The Inbetweeners: Overview of New Breach Cover in W&I

The negotiation around repetition of warranties and the protection of the target’s assets in the interim period is always a hard fought one. This article explores how Warranty & Indemnity (“W&I) insurance can help provide protection for the buyer in the interim period.

In the interim period, whilst a target is under agreement to be sold yet there has not been full legal risk transfer to the buyer, there is a balance to be struck between affording buyers the protection they need to proceed with a purchase and allowing the sellers to operate a business in the usual course without overly restrictive constraints post exchange of contracts for sale. Buyers will want the assurance that the position of a target has not changed since the date of signing a transaction or to have recourse in the event that it does.
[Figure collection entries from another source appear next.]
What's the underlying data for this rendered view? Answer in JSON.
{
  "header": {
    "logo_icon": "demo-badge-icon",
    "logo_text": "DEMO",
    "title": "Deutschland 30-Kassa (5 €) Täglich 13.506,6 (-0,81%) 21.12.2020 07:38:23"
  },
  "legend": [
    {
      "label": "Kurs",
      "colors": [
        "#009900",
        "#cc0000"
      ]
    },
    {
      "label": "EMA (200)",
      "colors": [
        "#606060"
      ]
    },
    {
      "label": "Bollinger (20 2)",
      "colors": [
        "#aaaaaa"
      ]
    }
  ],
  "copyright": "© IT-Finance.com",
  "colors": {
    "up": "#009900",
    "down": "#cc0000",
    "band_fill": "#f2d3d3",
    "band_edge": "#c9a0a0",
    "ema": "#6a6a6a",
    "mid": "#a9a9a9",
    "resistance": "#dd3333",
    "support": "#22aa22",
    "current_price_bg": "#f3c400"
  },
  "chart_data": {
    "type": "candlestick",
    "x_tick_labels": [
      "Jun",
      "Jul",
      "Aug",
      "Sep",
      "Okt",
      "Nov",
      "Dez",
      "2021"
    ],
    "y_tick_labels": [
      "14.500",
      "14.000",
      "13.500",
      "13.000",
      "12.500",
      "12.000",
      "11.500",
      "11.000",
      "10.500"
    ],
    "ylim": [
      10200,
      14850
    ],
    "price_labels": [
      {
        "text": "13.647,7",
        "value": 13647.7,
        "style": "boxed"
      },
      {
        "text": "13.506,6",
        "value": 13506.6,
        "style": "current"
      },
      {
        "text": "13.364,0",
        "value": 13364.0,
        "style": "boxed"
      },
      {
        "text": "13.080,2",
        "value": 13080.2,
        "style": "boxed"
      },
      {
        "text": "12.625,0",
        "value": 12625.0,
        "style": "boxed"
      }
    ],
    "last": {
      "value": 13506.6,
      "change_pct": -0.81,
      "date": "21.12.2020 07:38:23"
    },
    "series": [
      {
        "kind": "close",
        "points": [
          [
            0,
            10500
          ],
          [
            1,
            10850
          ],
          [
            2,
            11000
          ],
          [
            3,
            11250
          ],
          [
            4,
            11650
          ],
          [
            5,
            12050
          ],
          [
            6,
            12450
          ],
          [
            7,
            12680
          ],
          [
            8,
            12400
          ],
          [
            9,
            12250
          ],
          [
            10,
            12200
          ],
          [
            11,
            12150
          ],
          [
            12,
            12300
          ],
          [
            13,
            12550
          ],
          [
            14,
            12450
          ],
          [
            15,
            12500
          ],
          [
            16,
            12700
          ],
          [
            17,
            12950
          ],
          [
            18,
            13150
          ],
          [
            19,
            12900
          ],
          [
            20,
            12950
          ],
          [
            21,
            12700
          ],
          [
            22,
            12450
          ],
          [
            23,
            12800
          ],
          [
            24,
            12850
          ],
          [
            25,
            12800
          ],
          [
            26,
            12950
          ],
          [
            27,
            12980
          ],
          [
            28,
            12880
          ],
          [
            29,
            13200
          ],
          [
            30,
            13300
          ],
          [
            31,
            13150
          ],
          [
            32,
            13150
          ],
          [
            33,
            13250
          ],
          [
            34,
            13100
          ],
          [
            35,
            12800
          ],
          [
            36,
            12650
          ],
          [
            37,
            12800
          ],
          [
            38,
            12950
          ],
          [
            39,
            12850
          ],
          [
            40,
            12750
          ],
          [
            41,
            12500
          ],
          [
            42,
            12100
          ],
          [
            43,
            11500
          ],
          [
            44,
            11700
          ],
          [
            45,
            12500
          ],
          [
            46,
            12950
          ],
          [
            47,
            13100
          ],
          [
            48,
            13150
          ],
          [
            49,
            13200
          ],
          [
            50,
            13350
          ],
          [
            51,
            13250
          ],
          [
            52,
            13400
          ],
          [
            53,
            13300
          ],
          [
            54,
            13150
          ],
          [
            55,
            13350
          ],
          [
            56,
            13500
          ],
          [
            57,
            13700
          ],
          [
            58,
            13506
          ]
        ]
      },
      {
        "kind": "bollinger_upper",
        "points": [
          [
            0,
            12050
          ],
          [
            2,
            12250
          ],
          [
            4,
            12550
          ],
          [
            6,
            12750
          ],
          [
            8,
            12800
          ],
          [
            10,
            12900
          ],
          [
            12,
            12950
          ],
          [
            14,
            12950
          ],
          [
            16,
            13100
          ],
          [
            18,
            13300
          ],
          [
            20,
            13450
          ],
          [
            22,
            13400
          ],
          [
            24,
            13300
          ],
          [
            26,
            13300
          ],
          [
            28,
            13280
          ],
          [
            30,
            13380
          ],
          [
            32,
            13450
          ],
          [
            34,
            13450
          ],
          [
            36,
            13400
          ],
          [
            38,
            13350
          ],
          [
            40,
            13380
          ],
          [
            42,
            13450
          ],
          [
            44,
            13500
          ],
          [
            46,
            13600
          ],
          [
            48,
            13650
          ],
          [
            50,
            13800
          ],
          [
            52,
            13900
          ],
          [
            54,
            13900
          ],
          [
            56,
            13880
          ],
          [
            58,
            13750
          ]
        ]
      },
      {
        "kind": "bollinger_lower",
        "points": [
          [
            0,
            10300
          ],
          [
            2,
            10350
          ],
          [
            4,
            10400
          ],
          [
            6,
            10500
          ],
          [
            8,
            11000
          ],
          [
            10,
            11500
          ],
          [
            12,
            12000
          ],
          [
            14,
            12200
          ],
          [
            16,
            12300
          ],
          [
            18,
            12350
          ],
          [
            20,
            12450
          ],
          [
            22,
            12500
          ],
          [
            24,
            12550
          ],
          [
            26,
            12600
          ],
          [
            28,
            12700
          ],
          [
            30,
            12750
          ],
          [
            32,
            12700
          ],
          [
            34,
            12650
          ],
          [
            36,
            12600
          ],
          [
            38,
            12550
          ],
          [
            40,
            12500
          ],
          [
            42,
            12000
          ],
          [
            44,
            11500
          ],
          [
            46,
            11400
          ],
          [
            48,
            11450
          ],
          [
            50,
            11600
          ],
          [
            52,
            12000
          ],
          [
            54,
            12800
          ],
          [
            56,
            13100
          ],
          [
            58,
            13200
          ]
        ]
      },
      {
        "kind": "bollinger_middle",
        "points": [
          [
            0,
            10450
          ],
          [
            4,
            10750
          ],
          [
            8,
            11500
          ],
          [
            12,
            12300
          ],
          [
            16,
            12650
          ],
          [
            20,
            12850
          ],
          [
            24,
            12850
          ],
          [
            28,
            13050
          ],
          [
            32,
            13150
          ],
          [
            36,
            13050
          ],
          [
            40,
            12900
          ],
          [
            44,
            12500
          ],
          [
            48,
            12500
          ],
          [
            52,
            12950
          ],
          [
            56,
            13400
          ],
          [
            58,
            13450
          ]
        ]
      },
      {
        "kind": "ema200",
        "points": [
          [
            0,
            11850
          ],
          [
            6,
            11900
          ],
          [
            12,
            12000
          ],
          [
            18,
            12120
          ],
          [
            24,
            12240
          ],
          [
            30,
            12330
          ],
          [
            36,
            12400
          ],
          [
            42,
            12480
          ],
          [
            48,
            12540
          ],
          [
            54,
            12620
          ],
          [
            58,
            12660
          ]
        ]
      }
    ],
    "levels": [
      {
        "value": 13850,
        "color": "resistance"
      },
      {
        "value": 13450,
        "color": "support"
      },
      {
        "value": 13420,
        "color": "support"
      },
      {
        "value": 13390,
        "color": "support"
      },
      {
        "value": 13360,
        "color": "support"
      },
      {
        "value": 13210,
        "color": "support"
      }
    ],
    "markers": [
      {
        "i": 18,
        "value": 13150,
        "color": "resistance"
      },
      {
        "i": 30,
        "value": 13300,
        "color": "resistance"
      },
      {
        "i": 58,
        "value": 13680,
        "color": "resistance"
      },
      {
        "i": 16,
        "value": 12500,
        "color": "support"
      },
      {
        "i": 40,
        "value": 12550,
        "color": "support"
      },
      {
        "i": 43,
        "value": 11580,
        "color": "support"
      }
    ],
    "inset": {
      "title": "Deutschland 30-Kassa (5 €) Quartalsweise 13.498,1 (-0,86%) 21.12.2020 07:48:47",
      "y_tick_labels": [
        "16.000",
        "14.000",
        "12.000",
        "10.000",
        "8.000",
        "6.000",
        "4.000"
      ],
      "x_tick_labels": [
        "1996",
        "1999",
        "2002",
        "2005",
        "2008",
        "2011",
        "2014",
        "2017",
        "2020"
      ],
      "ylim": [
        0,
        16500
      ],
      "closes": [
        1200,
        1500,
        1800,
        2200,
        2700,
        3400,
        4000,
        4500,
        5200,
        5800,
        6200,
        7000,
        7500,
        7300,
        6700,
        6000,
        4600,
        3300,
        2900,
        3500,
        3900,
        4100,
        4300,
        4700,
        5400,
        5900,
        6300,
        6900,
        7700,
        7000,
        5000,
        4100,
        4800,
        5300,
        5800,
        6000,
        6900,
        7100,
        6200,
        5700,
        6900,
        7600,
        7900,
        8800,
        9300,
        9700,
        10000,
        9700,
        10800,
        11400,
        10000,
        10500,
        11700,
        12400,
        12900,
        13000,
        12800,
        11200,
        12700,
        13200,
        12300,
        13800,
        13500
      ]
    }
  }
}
There are various ways, and a combination of some of the below are used, to manage the gap in the interim period:

  • Interim period covenants including remedies for breaches of covenants; and
  • Repeated warranties or the obligation on the seller to disclose any breaches or potential breaches of warranty during the interim period including remedies granting the buyer termination rights and/or material adverse change clauses.

New Breach Cover is an enhancement sometimes offered under a W&I insurance policy which can help bridge this expectation gap where any of these controls might be lacking. Where an underlying deal has a split sign and completion, it enables a buyer to claim for breaches of insured warranties that (i) that arise and (ii) which the buyer obtains actual knowledge of in the interim period between signing and completion under an SPA.